This file puts the contents of d.txt and e.txt together.
2.4 multiple additional files under the real-time monitoring directory
Exec source is applicable to monitoring a real-time added file, and can not realize continuous transmission at breakpoints; Spooldir Source is suitable for synchronizing new files, but it is not suitable for monitoring and synchronizing files with real-time logs; Taildir Source is suitable for listening to multiple real-time appended files, and can realize breakpoint continuation.
Case requirements:
Use Flume to monitor the real-time additional files of the whole directory and upload them to HDFS.

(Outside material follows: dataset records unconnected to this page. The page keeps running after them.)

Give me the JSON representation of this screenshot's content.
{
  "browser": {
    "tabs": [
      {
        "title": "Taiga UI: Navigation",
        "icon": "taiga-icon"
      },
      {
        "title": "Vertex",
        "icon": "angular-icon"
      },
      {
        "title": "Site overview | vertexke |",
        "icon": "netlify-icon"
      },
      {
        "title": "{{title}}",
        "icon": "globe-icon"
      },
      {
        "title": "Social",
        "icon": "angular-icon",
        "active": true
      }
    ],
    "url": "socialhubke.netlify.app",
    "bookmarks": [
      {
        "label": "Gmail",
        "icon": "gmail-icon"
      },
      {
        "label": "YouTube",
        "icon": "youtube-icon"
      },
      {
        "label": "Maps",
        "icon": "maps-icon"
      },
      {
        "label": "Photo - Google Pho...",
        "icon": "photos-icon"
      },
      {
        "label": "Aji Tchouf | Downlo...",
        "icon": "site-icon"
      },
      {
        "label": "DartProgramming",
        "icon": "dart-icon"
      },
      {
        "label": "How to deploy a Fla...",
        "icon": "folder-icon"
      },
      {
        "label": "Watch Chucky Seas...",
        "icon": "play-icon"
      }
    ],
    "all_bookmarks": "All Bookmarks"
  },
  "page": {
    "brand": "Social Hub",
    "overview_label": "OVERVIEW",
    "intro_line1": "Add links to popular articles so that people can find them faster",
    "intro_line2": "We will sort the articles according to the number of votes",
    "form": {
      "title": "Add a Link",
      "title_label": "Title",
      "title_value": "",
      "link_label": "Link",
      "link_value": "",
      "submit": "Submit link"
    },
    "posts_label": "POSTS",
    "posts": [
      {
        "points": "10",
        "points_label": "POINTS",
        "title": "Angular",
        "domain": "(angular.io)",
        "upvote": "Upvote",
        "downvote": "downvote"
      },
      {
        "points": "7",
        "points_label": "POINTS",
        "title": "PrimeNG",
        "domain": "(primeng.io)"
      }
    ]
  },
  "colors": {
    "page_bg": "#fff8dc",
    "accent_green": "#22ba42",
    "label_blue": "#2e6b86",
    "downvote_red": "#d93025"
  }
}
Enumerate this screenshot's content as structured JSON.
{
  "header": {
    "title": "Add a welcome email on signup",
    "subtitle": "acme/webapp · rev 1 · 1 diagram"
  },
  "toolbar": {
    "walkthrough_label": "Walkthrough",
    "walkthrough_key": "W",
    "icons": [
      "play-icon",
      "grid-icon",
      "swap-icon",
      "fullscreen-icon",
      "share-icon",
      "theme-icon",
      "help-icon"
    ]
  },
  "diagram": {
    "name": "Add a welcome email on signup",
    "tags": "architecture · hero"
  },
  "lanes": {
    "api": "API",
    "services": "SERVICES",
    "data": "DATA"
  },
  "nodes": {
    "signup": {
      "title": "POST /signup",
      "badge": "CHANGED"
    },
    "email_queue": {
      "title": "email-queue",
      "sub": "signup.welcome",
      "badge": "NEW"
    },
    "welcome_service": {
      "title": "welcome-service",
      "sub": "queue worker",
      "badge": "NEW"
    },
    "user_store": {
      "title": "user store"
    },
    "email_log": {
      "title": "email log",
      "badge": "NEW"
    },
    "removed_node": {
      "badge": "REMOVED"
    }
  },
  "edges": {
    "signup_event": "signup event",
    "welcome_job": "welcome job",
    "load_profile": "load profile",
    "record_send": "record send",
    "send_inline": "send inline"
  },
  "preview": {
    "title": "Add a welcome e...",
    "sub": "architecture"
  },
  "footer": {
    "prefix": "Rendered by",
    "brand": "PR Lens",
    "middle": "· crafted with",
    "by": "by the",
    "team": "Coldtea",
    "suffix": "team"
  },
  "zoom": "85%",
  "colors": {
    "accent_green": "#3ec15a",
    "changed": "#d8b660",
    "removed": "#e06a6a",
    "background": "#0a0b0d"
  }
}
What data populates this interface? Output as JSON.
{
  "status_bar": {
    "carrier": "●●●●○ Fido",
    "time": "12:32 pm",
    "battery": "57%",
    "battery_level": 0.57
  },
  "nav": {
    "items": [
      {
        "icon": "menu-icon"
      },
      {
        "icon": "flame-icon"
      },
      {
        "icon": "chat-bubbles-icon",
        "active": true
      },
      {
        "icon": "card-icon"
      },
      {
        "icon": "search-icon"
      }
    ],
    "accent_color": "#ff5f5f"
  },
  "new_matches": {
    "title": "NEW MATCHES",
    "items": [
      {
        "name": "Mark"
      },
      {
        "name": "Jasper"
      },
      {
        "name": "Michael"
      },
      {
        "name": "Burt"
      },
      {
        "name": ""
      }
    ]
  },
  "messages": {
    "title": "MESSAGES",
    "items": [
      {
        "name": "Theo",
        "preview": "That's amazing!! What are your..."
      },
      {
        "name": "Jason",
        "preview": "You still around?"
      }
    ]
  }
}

2.4. 1 create flume profile
cd /opt/cloudera/parcels/CDH-6.3.1-1.cdh6.3.1.p0.1470567 vi conf/job/flume-taildir-hdfs.conf
Add the following:
a3.sources = r3 a3.sinks = k3 a3.channels = c3 # Describe/configure the source a3.sources.r3.type = TAILDIR a3.sources.r3.positionFile = /tmp/tail_dir.json a3.sources.r3.filegroups = f1 f2 a3.sources.r3.filegroups.f1 = /tmp/files/.*file.* a3.sources.r3.filegroups.f2 = /tmp/files2/.*log.* # Describe the sink a3.sinks.k3.type = hdfs a3.sinks.k3.hdfs.path = hdfs://hp1:8020/user/flume/upload/%Y%m%d/%H #Prefix of uploaded file a3.sinks.k3.hdfs.filePrefix = upload- #Scroll folders by time a3.sinks.k3.hdfs.round = true #How many time units to create a new folder a3.sinks.k3.hdfs.roundValue = 1 #Redefine time units a3.sinks.k3.hdfs.roundUnit = hour #Use local timestamp a3.sinks.k3.hdfs.useLocalTimeStamp = true #How many events are accumulated to flush to HDFS once a3.sinks.k3.hdfs.batchSize = 100 #Set the file type to support compression a3.sinks.k3.hdfs.fileType = DataStream #How often do I generate a new file a3.sinks.k3.hdfs.rollInterval = 60 #Set the scroll size of each file to about 128M a3.sinks.k3.hdfs.rollSize = 134217700 #File scrolling is independent of the number of events a3.sinks.k3.hdfs.rollCount = 0 # Use a channel which buffers events in memory a3.channels.c3.type = memory a3.channels.c3.capacity = 1000 a3.channels.c3.transactionCapacity = 100 # Bind the source and sink to the channel a3.sources.r3.channels = c3 a3.sinks.k3.channel = c3
2.4. 2 start monitoring folder command
cd /opt/cloudera/parcels/CDH-6.3.1-1.cdh6.3.1.p0.1470567 bin/flume-ng agent --conf conf/ --name a3 --conf-file conf/job/flume-taildir-hdfs.conf
2.4. 3 add content to files folder
cd /tmp/files echo "this is a test" >> 1.file echo "aaa " >> 1.file
flume console output:
HDFS View output file:
2.4.4 Taildir description
Taildir Source maintains a position File in json format, which will regularly update the latest position read by each file in the position File, so it can realize breakpoint continuation
[root@hp3 tmp]# more tail_dir.json [{"inode":102025252,"pos":19,"file":"/tmp/files/1.file"},{"inode":20401118,"pos":8,"file":"/tmp/files2/1.log"}] [root@hp3 tmp]#
Note:
The area where file metadata is stored in Linux is called inode. Each inode has a number. The operating system uses the inode number to identify different files. The Unix/Linux system does not use the file name, but uses the inode number to identify files.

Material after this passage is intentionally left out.